By Rosalind Scutt
I love quirky statistics, especially those that look difficult to collate and utterly irrelevant like this one: it would take you 31.7 years to count off a billion seconds.
Then there’s the more useful kind, the everyday statistics trotted out by the banks or the Reserve Bank of Australia, the type that tell us what proportion of us are rich or poor (or poor but delusionally rich due to colossal credit card spending — surely the banks’ favourite).
But undoubtedly the most interesting statistic I’ve seen of late (aside from the statistics relating to the IMF Australia-led class action against the banks) is this: “Nearly 13 percent of Australia’s greenhouse gas emissions are due to home energy use,” (so said the CSIRO in a media release last month).
In an election cycle where the Emissions Trading Scheme was shelved, the insulation scheme failed and Copenhagen Climate Change Conference capitulated, the planet keeps getting hotter. It seems obvious then that new pledges to manage Australia’s response to global warming will play a massive part in winning government.
With this in mind I’m hoping the relevant policy makers will note the incredible achievement made recently by CSRIO in the completion of Australia’s first zero-emission house, the AusZEH.
Designed to fit the Australian climate — and the lifestyle of a typical middle-income family — the AusZEH was officially opened 30km north of Melbourne’s CBD.
“The eight-star energy-efficiency-rated AusZEH showcases off-the-shelf building and renewable energy-generation technologies, and new future-ready energy management systems,” CSIRO said.
“The AusZEH is designed to produce enough ‘zero-emission’ electricity from 6kW solar panels to supply all the operating energy needs of the household so that its net total CO2 or other greenhouse gas emissions is zero,” CSIRO said.
The AusZEH is modelled on Henley’s “Kube” range, from which a six-star house is estimated to cost around $253,900, the Sydney Morning Herald reported.
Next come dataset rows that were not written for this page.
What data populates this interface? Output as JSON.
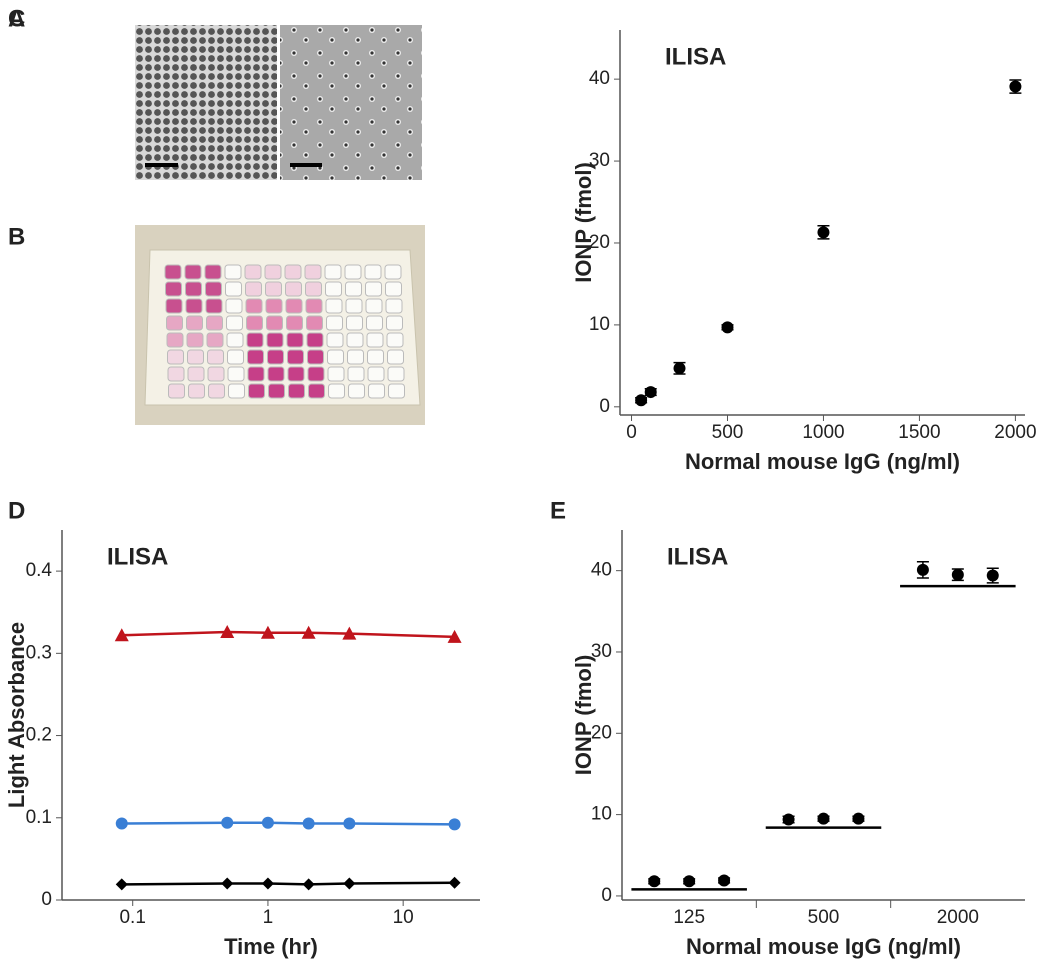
{
  "images": [
    {
      "panel": "A"
    },
    {
      "panel": "B"
    }
  ],
  "chart_data": [
    {
      "type": "scatter",
      "panel": "C",
      "annotation": "ILISA",
      "x_label": "Normal mouse IgG (ng/ml)",
      "y_label": "IONP (fmol)",
      "x": [
        50,
        100,
        250,
        500,
        1000,
        2000
      ],
      "series": [
        {
          "color": "#000000",
          "values": [
            0.8,
            1.8,
            4.7,
            9.7,
            21.3,
            39.1
          ],
          "errors": [
            0.3,
            0.4,
            0.7,
            0.3,
            0.8,
            0.8
          ]
        }
      ],
      "xlim": [
        -60,
        2050
      ],
      "xticks": [
        0,
        500,
        1000,
        1500,
        2000
      ],
      "ylim": [
        -1,
        46
      ],
      "yticks": [
        0,
        10,
        20,
        30,
        40
      ]
    },
    {
      "type": "line",
      "panel": "D",
      "annotation": "ILISA",
      "x_label": "Time (hr)",
      "y_label": "Light Absorbance",
      "log_x": true,
      "x": [
        0.083,
        0.5,
        1,
        2,
        4,
        24
      ],
      "series": [
        {
          "color": "#c0141c",
          "marker": "triangle",
          "values": [
            0.322,
            0.326,
            0.325,
            0.325,
            0.324,
            0.32
          ]
        },
        {
          "color": "#3a7fd5",
          "marker": "circle",
          "values": [
            0.093,
            0.094,
            0.094,
            0.093,
            0.093,
            0.092
          ]
        },
        {
          "color": "#000000",
          "marker": "diamond",
          "values": [
            0.019,
            0.02,
            0.02,
            0.019,
            0.02,
            0.021
          ]
        }
      ],
      "xlim": [
        0.03,
        37
      ],
      "xticks": [
        0.1,
        1,
        10
      ],
      "ylim": [
        0,
        0.45
      ],
      "yticks": [
        0,
        0.1,
        0.2,
        0.3,
        0.4
      ]
    },
    {
      "type": "strip",
      "panel": "E",
      "annotation": "ILISA",
      "x_label": "Normal mouse IgG (ng/ml)",
      "y_label": "IONP (fmol)",
      "categories": [
        "125",
        "500",
        "2000"
      ],
      "series": [
        {
          "color": "#000000",
          "values": [
            1.8,
            9.4,
            40.1
          ],
          "errors": [
            0.3,
            0.4,
            1.0
          ]
        },
        {
          "color": "#000000",
          "values": [
            1.8,
            9.5,
            39.5
          ],
          "errors": [
            0.3,
            0.3,
            0.7
          ]
        },
        {
          "color": "#000000",
          "values": [
            1.9,
            9.5,
            39.4
          ],
          "errors": [
            0.3,
            0.3,
            0.9
          ]
        }
      ],
      "reference_lines": [
        0.8,
        8.4,
        38.1
      ],
      "ylim": [
        -0.5,
        45
      ],
      "yticks": [
        0,
        10,
        20,
        30,
        40
      ]
    }
  ]
}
To upgrade to an eight-star rating would cost an estimated extra $20,000. In addition, solar panels cost an extra $20,000. Which all seems rather reasonable.
The director of CSIRO’s Energy Transformed Flagship research program, Dr Alex Wonhas, said the uptake of zero-emission housing in Australia could have a significant impact on reducing emissions nationwide.
Given Australia’s current population projections of 35.9 million by 2050, the building of millions of new dwellings in line with the AusZEH design could single-handedly reduce Australia’s emissions without the need for extra taxes.
“CSIRO scientists estimate that if all the new housing built in Australia between 2011 and 2020 were zero-emission houses, 63 million tons of greenhouse gas (GHG) emissions would be saved,” Dr Wonhas said.
“This would be equivalent to taking all of Australia’s private cars off the road for two years and 237 days, or closing all Australia’s power stations for up to 100 days.”
But having commissioned the research and received the advice, I’m betting two to one the federal government won’t mandate it.